63     Henri Bachelin (1879-1941), romancier, critique littéraire et musicologue. Ami de Jules Renard il publiera un Jules Renard et son œuvre au Mercure en 1909 et un Jules Renard inédit, 17 volumes chez François Bernouard en 1926. Voir le Journal littéraire au 9 juin 1909. Voir également L’« Écho » du Mercure du 1er août 1914. Voir aussi la visite d’Henri Bachelin à Fontenay au 21 août 1937. Un long portrait d’Henri Bachelin a été dressé par André Billy dans La Terrasse du Luxembourg, à partir de la page 291.

64     Chefs-d’œuvre de l’art français : Exposition Internationale des arts et techniques dans la vie moderne (palais national des arts (palais de Tokyo), du 25 mai au 25 novembre 1937). Cette exposition avait été organisée par Georges Huisman (note 67 ci-après).

65     Dans l’ouvrage de Fred Leeman sur Émile Bernard cité note 9 nous pouvons lire, page 468 : « quand, à sa grande surprise, il reconnut une de ses œuvres, un paysage breton, no 325 du catalogue, signée “P Gauguin”. Il l’avait peint en 1888 à Saint-Briac, entre la fin du mois d’avril et la mi-août, juste avant d’aller à Pont-Aven voir Gauguin. La signature de celui-ci avait été peinte sur la sienne mais la date “88” était restée intacte. » La suite du texte donne des éléments sur le parcours de la toile après sa vente par Émile Bernard au marchand Amédée Schuffenecker en 1925 tout en faisant semblant de ne pas savoir quand ni par qui cette signature a été falsifiée.

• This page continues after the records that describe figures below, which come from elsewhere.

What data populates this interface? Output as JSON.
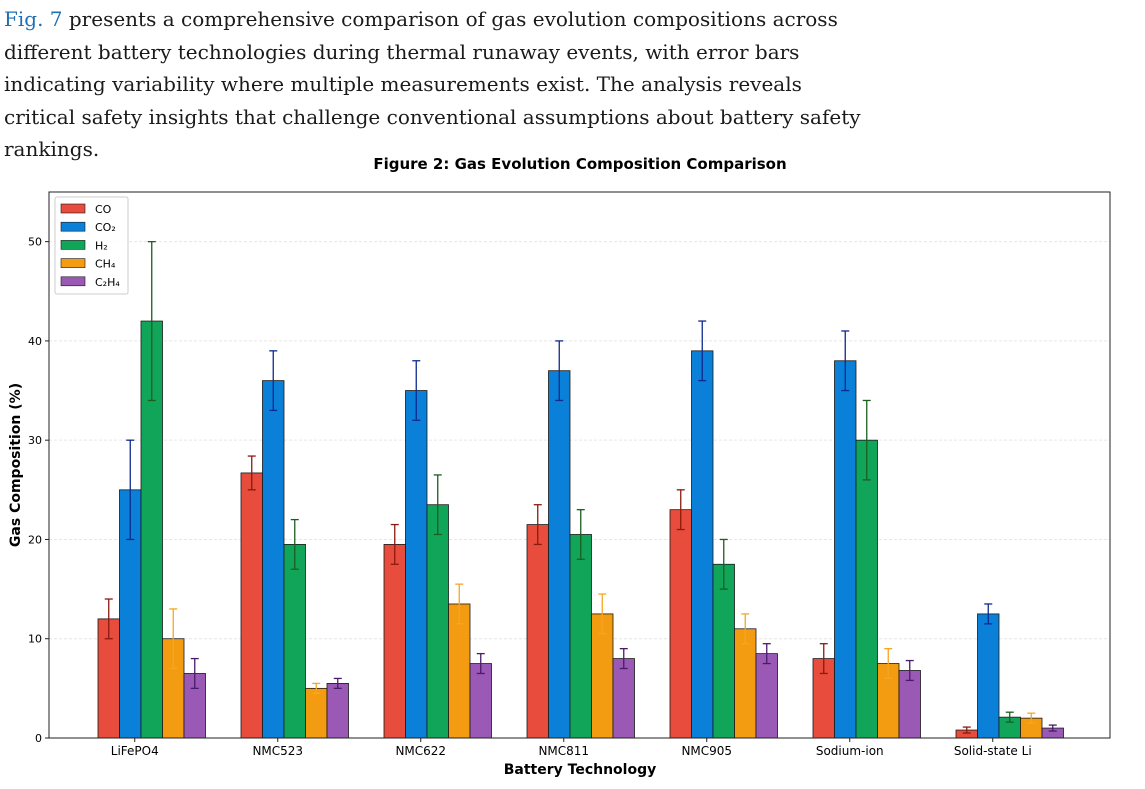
{
  "paragraph": {
    "link": "Fig. 7",
    "text": " presents a comprehensive comparison of gas evolution compositions across different battery technologies during thermal runaway events, with error bars indicating variability where multiple measurements exist. The analysis reveals critical safety insights that challenge conventional assumptions about battery safety rankings."
  },
  "chart_data": {
    "type": "bar",
    "title": "Figure 2: Gas Evolution Composition Comparison",
    "xlabel": "Battery Technology",
    "ylabel": "Gas Composition (%)",
    "ylim": [
      0,
      55
    ],
    "yticks": [
      0,
      10,
      20,
      30,
      40,
      50
    ],
    "grid": true,
    "legend_position": "top-left",
    "categories": [
      "LiFePO4",
      "NMC523",
      "NMC622",
      "NMC811",
      "NMC905",
      "Sodium-ion",
      "Solid-state Li"
    ],
    "series": [
      {
        "name": "CO",
        "color": "#e74c3c",
        "err_color": "#8b1a10",
        "values": [
          12,
          26.7,
          19.5,
          21.5,
          23,
          8,
          0.8
        ],
        "errors": [
          2,
          1.7,
          2,
          2,
          2,
          1.5,
          0.3
        ]
      },
      {
        "name": "CO₂",
        "color": "#0a80d8",
        "err_color": "#0d2a8f",
        "values": [
          25,
          36,
          35,
          37,
          39,
          38,
          12.5
        ],
        "errors": [
          5,
          3,
          3,
          3,
          3,
          3,
          1
        ]
      },
      {
        "name": "H₂",
        "color": "#11a55a",
        "err_color": "#1b5e20",
        "values": [
          42,
          19.5,
          23.5,
          20.5,
          17.5,
          30,
          2.1
        ],
        "errors": [
          8,
          2.5,
          3,
          2.5,
          2.5,
          4,
          0.5
        ]
      },
      {
        "name": "CH₄",
        "color": "#f39c12",
        "err_color": "#f5a623",
        "values": [
          10,
          5,
          13.5,
          12.5,
          11,
          7.5,
          2
        ],
        "errors": [
          3,
          0.5,
          2,
          2,
          1.5,
          1.5,
          0.5
        ]
      },
      {
        "name": "C₂H₄",
        "color": "#9b59b6",
        "err_color": "#4a1a6b",
        "values": [
          6.5,
          5.5,
          7.5,
          8,
          8.5,
          6.8,
          1
        ],
        "errors": [
          1.5,
          0.5,
          1,
          1,
          1,
          1,
          0.3
        ]
      }
    ]
  }
}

Paysage en Bretagne, 1888, huile sur toile 55 x 49 cm. Collection privée

66     L’Action Française du 21 juillet, bas de la deuxième colonne de une : « À l’exposition des chefs d’œuvre de l’art français / Un tableau signé Gauguin qui est d’Émile Bernard ». Cet article sera suivi d’un autre, dans le même journal, daté du dix août 1937, cinquième colonne de une, plus clair. Pour cette affaire, voir aussi Vipère lubrique pages 176-177 et un article de Philippe Dagen dans Le Monde du 28 novembre 1996.

67     Georges Huisman (1889-1957), chartiste, archiviste paléographe en 1910, agrégé d’histoire et géographie en 1912, directeur de cabinet du président du Sénat Paul Doumer de 1927 à 1931 puis secrétaire général de l’Élysée une fois Paul Doumer élu président de la République. À la mort de ce dernier, Georges Huisman est nommé directeur du cabinet du président du Sénat puis, en 1934, directeur général des Beaux-Arts.

68     L’épreuve de cet article a été jointe par Paul Léautaud à son Journal littéraire à la date du 23 août mais n’a pas été reproduite dans les éditions du Mercure de France.

69     Paul Fort habitait au 34, rue Gay-Lussac, tout près du métro Luxembourg, où Paul Léautaud empruntait la ligne de Sceaux pour se rendre chez lui à Fontenay-aux-Roses.

70     Le 18 juillet 2021, Flammarion a répondu à leautaud.com dans un message un peu standard : « Suite à votre demande, nous avons fait des recherches mais nous n’avons pas trouvé de livre de Paul Fort sous le nom de “Quartiers de Paris”. » Il ne s’agit évidemment pas de Quartier Latin paru chez François Bernouard et sa rose en 1929 (tirage limité, hors-commerce).